By Saturday, I was receiving calls and mails from the letting agents who manage his student flat re a flood. Water cut off, downstairs neighbours poised to sue, students needing "resettling" (the costs could be huge if you don't take action now, said the email, nearly gleefully). And another mail from dad's neighbour, saying his bike had been stolen and he wants another one. i just burst into tears. Then took the day off work on Monday, and trundled off to Dad's town to sort all this out...

Needmoresleep · 12/11/2013 23:15

Awful. Flowers Flowers

How did the support worker respond to your brother's reluctance/inertia?

whataboutbob · 13/11/2013 14:00

She's quite professional so did not give that much away but said she thought he stood to potentially benefit quite a bit and should give it some serious consideration.
NMS the water saga continues at Dad's student flat (call from tenant today saying how come the water's not back on, I was told it was back on yesterday pm). Can I maybe pm you re this, I know you have expertise in this area? Thanks.

Needmoresleep · 13/11/2013 15:28

How come an agent 'managing' a flat is not sorting it out. They should know good local tradesmen. Assume it is a plumbing job, unless it is roof damage following recent storms.

Given it is a flat the first step, once you have found a reputable plumber is to identify whether flood is as a result of pipework within flat or in common parts. (Roof should be common parts as would a water tank in roof) If there is someone who manages the building you should have an early word with them. They may know a good tradesman but more importantly they need to alert the insurers as damage to other flats should be covered by buildings insurance.

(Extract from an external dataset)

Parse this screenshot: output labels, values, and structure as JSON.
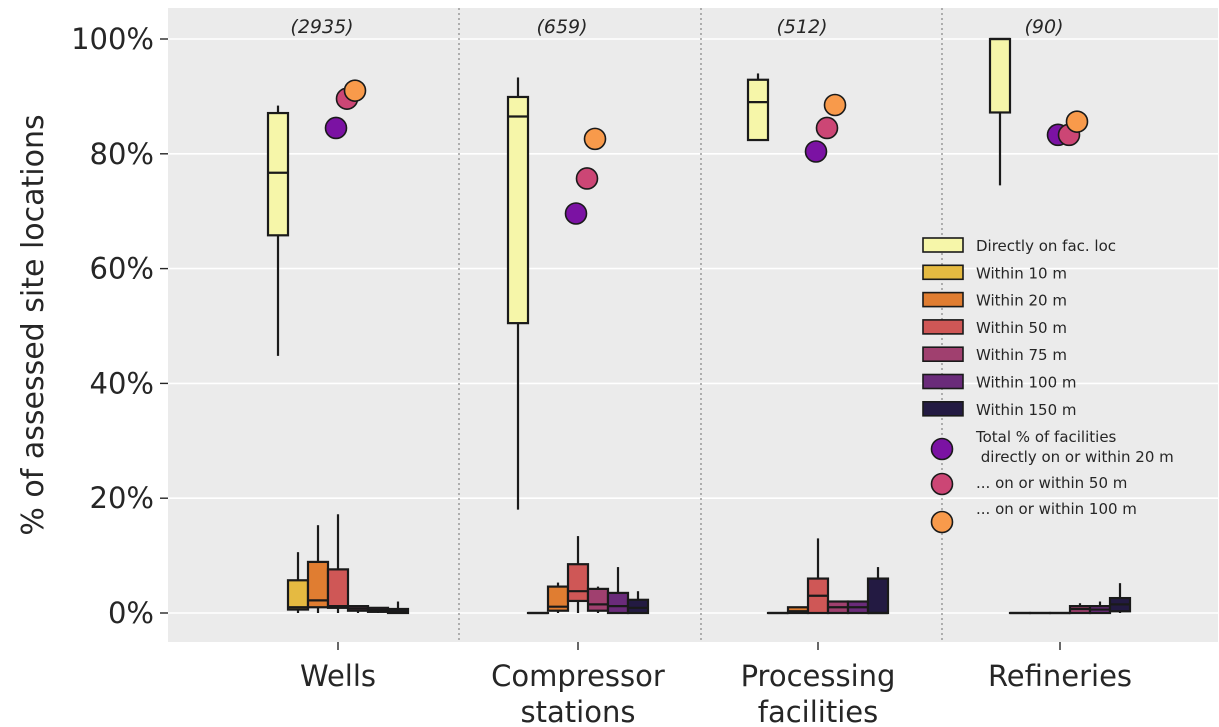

None of this is about dementia, other than the real stress of taking on someone else's affairs. Tbh whilst buying rental property may have been a sensible financial move in your dad's early retirement, you managing a rental property miles away when you have so much else on your plate sounds more trouble than it is worth. Finding the extra energy to put it on the market will also be difficult. However it is a sellers market so might be worth considering.

You should also contact you own insurers early, if you have insurance. They may want things done their way. They may also be able to give some advice.

Do PM.

WynkenBlynkenandNod · 14/11/2013 17:33

Bob that sounds horrendous Wine

Did the Support Worker give you an idea as to when she'd be in a position to make a decision ?

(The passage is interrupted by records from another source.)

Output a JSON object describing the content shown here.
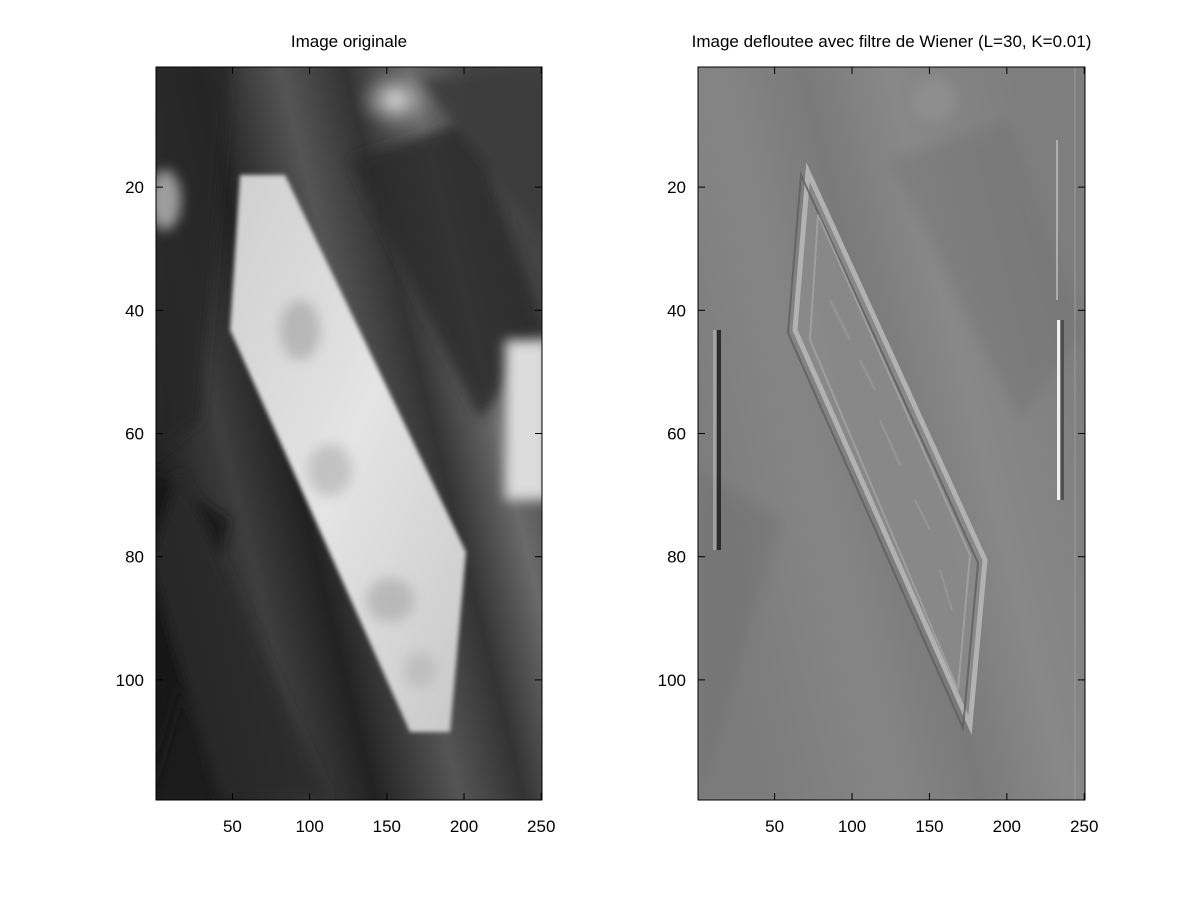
{
  "chart_data": [
    {
      "type": "heatmap",
      "title": "Image originale",
      "xlabel": "",
      "ylabel": "",
      "xlim": [
        0.5,
        250.5
      ],
      "ylim": [
        0.5,
        119.5
      ],
      "x_ticks": [
        50,
        100,
        150,
        200,
        250
      ],
      "y_ticks": [
        20,
        40,
        60,
        80,
        100
      ],
      "y_reversed": true,
      "colormap": "gray",
      "content": "blurred grayscale photograph of a bright rhombus-shaped object on a dark streaked background"
    },
    {
      "type": "heatmap",
      "title": "Image defloutee avec filtre de Wiener (L=30, K=0.01)",
      "xlabel": "",
      "ylabel": "",
      "xlim": [
        0.5,
        250.5
      ],
      "ylim": [
        0.5,
        119.5
      ],
      "x_ticks": [
        50,
        100,
        150,
        200,
        250
      ],
      "y_ticks": [
        20,
        40,
        60,
        80,
        100
      ],
      "y_reversed": true,
      "colormap": "gray",
      "content": "Wiener-deblurred grayscale image with mid-gray background and edge-enhanced rhombus outline"
    }
  ],
  "colors": {
    "background": "#ffffff",
    "axes": "#000000"
  }
}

Needmoresleep knows far more about rental than me but the Agent sounds rubbish. Is the Managing bit about sorting tenants and lease etc rather than property maintenance ? It doesn't help now but you can get insurance to deal with plumbing and electrical problems, locks etc which might be the way forward for the future if you keep it. Really sorry you've got all this on your plate.

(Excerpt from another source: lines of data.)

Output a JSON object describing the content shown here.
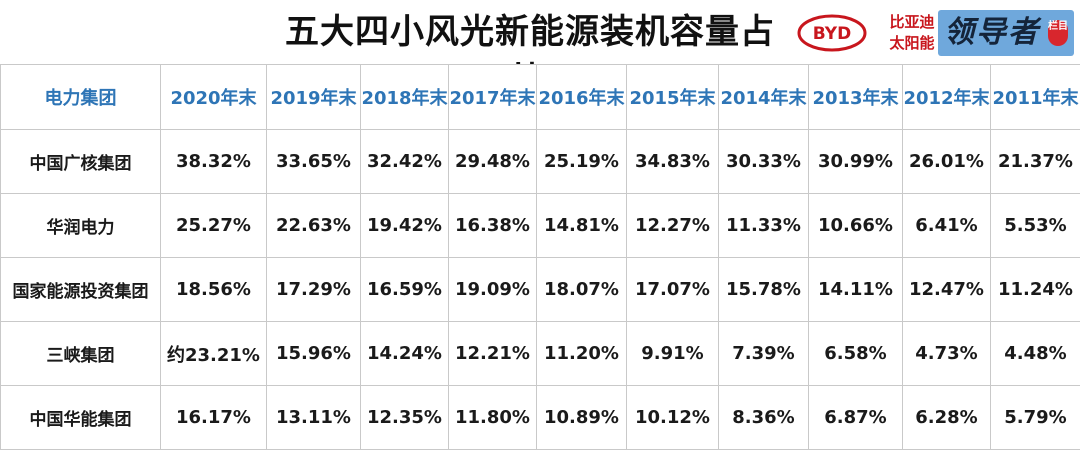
{
  "title": "五大四小风光新能源装机容量占比",
  "brand": {
    "byd_logo_text": "BYD",
    "line1": "比亚迪",
    "line2": "太阳能",
    "leader_text": "领导者",
    "leader_tag": "栏目"
  },
  "table": {
    "header_group": "电力集团",
    "years": [
      "2020年末",
      "2019年末",
      "2018年末",
      "2017年末",
      "2016年末",
      "2015年末",
      "2014年末",
      "2013年末",
      "2012年末",
      "2011年末"
    ],
    "rows": [
      {
        "name": "中国广核集团",
        "values": [
          "38.32%",
          "33.65%",
          "32.42%",
          "29.48%",
          "25.19%",
          "34.83%",
          "30.33%",
          "30.99%",
          "26.01%",
          "21.37%"
        ]
      },
      {
        "name": "华润电力",
        "values": [
          "25.27%",
          "22.63%",
          "19.42%",
          "16.38%",
          "14.81%",
          "12.27%",
          "11.33%",
          "10.66%",
          "6.41%",
          "5.53%"
        ]
      },
      {
        "name": "国家能源投资集团",
        "values": [
          "18.56%",
          "17.29%",
          "16.59%",
          "19.09%",
          "18.07%",
          "17.07%",
          "15.78%",
          "14.11%",
          "12.47%",
          "11.24%"
        ]
      },
      {
        "name": "三峡集团",
        "values": [
          "约23.21%",
          "15.96%",
          "14.24%",
          "12.21%",
          "11.20%",
          "9.91%",
          "7.39%",
          "6.58%",
          "4.73%",
          "4.48%"
        ]
      },
      {
        "name": "中国华能集团",
        "values": [
          "16.17%",
          "13.11%",
          "12.35%",
          "11.80%",
          "10.89%",
          "10.12%",
          "8.36%",
          "6.87%",
          "6.28%",
          "5.79%"
        ]
      }
    ]
  }
}
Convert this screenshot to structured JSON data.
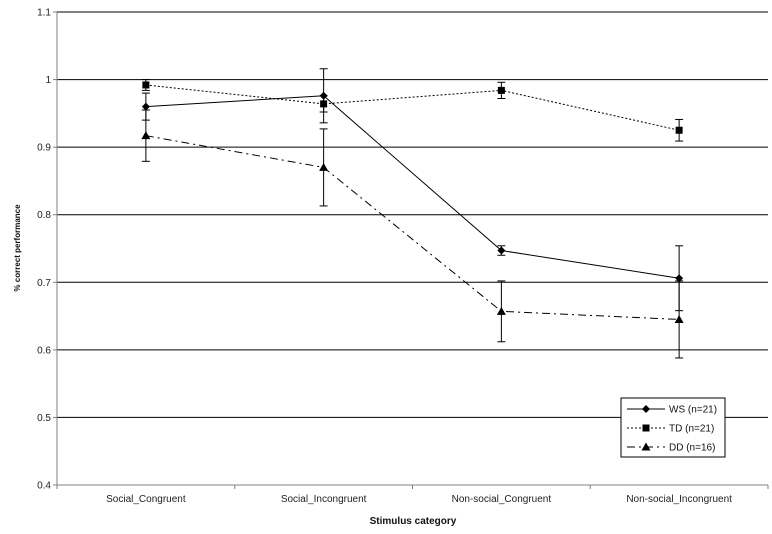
{
  "chart_data": {
    "type": "line",
    "title": "",
    "xlabel": "Stimulus category",
    "ylabel": "% correct performance",
    "categories": [
      "Social_Congruent",
      "Social_Incongruent",
      "Non-social_Congruent",
      "Non-social_Incongruent"
    ],
    "ylim": [
      0.4,
      1.1
    ],
    "yticks": [
      "0.4",
      "0.5",
      "0.6",
      "0.7",
      "0.8",
      "0.9",
      "1",
      "1.1"
    ],
    "grid": "horizontal",
    "legend_position": "bottom-right",
    "series": [
      {
        "name": "WS (n=21)",
        "marker": "diamond",
        "line": "solid",
        "values": [
          0.96,
          0.976,
          0.747,
          0.706
        ],
        "errors": [
          0.02,
          0.04,
          0.007,
          0.048
        ]
      },
      {
        "name": "TD (n=21)",
        "marker": "square",
        "line": "dotted",
        "values": [
          0.992,
          0.964,
          0.984,
          0.925
        ],
        "errors": [
          0.008,
          0.012,
          0.012,
          0.016
        ]
      },
      {
        "name": "DD (n=16)",
        "marker": "triangle",
        "line": "dashdot",
        "values": [
          0.917,
          0.87,
          0.657,
          0.645
        ],
        "errors": [
          0.038,
          0.057,
          0.045,
          0.057
        ]
      }
    ]
  }
}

CMOTDibbler · 15/11/2013 19:53

Oh dear Bob. it never stops does it.

Mum seems to be tolerating the latest medication change better and is eating. Lovely nurse at the dementia clinic asked dad if I'd be able to take mum to her next appt and booked the latest possible slot knowing it would be better for me, which I really appreciated someone remembering.

Just had a phone call from my great aunts carer to say she'd had two falls in a week and was very poorly. She's 92, lives nowhere near me (though near Needmoresleeps mum I think) or my parents and for rather complicated reasons I've only met her 4 times and didn't even know she existed till 10 years ago. Dithering as to what to do tbh

OP posts:
CMOTDibbler · 17/11/2013 20:39

Spoke too soon about mum. Shes back to vomiting again Sad

Great Aunt is doing well now, but reading between the lines of what the staff nurse told me (and that she was keen to ask if I could be called day or night) that she is terminally ill. GA is very, very private and in spite of talking to dad last week shes said nothing about it. Nothing I can really do though!

OP posts:
WynkenBlynkenandNod · 18/11/2013 13:18

Oh no CMOT, I am sorry Sad . How difficult for you all.